It’s a fairly sad commentary on the current state of the world that the Valentine’s Day offerings at the cineplex include a god-awfully stupid pseudo-horror reboot of a cheesy 80s show alongside a hundred-miles-an-hour, kid-tastic video game-inspired romp. What happened to, you know, love and all the rest of that Hallmark-inspired gooeyness that used to dominate the mid-February box office?

Fortunately, Universal hasn’t kicked Cupid out the door, and, even more fortunately, The Photograph is just what the (love) doctor ordered.

Written and directed by Stella Mehgie, it plays largely like the kind of story Nicholas Sparks still hopes to write someday. Flashbacks tie together the story of two connected generations, and richly-developed characters bring it all to life with realism and depth. At its heart, The Photograph is a simple, no-frills film, but Mehgie effortlessly (it seems) turns it into something moving and memorable.

Lakeith Stanfield stars as Mike, a Queens-based journalist putting together a story on life in the bayou in the years since Katrina and the Deepwater Horizon oil spill.
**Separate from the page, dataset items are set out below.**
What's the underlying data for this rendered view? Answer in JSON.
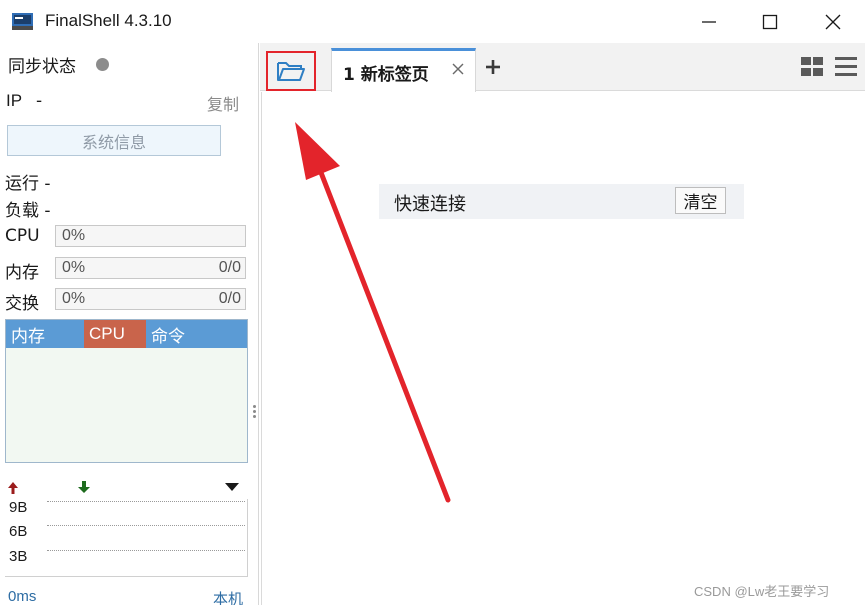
{
  "window": {
    "title": "FinalShell 4.3.10",
    "app_icon": "terminal-monitor-icon"
  },
  "left": {
    "sync_label": "同步状态",
    "sync_status_color": "#8c8c8c",
    "ip_label": "IP",
    "ip_value": "-",
    "copy_label": "复制",
    "sysinfo_button": "系统信息",
    "run_label": "运行 -",
    "load_label": "负载 -",
    "metrics": [
      {
        "label": "CPU",
        "percent": "0%",
        "ratio": ""
      },
      {
        "label": "内存",
        "percent": "0%",
        "ratio": "0/0"
      },
      {
        "label": "交换",
        "percent": "0%",
        "ratio": "0/0"
      }
    ],
    "process_columns": [
      "内存",
      "CPU",
      "命令"
    ],
    "network": {
      "labels": [
        "9B",
        "6B",
        "3B"
      ],
      "upload_icon": "arrow-up-icon",
      "download_icon": "arrow-down-icon",
      "upload_color": "#9b1c1c",
      "download_color": "#1e6b1e"
    },
    "latency": "0ms",
    "host_link": "本机"
  },
  "tabs": {
    "open_icon": "folder-open-icon",
    "items": [
      {
        "label": "1 新标签页"
      }
    ],
    "accent": "#4a90d9"
  },
  "content": {
    "quick_connect_label": "快速连接",
    "clear_button": "清空"
  },
  "annotation": {
    "color": "#e3242b"
  },
  "watermark": "CSDN @Lw老王要学习"
}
When interviewing old-timer Isaac (Rob Morgan), Mike learns how the fisherman lost the love of his life, Christina (Chanté Adams), when she moved to New York to pursue photography. This leads Mike back home and to a meeting with Christina’s daughter Mae (Issa Rae), a museum curator who is in the process of sorting through her late mother’s belongings.

They, of course, click immediately and, while sifting through mementos, trip on old photos… which shoot us back in time to the days when Isaac and Christina were two young people in love. As their flashback-relationship falls apart, Mike and Mae get closer in the present, aided with finessed humor from Mike’s married brother Kyle (Lil Rel Howery).

The Photograph unfolds in a beautifully natural rhythm that takes its time to breathe and allow everything come together (though not without hiccups). There’s not a thing in the film that doesn’t work, whether it’s Mike and Mae’s innocuous first-date conversation about Drake and Kendrick or their tender evening shared in a power outage during a New York storm. Even the requisite third-act complication doesn’t feel forced; it’s just another real-life chapter in the couple’s story, and Mehgie just takes us along on the endearing journey.

From the stellar cast (there isn’t a weak link in the bunch) to the velvet-smooth jazz score by piano great Robert Glasper, The Photograph hums like a fine-tuned machine. Filmed on location in New York City and Louisiana (with obvious reverence to both), the film is a reminder of what movies used to be before the days of visual effects and computers and high-tech gadgetry. It’s a simple and beautiful movie about life and love and all that comes with it. And there’s not a thing wrong with that. Cupid lives after all.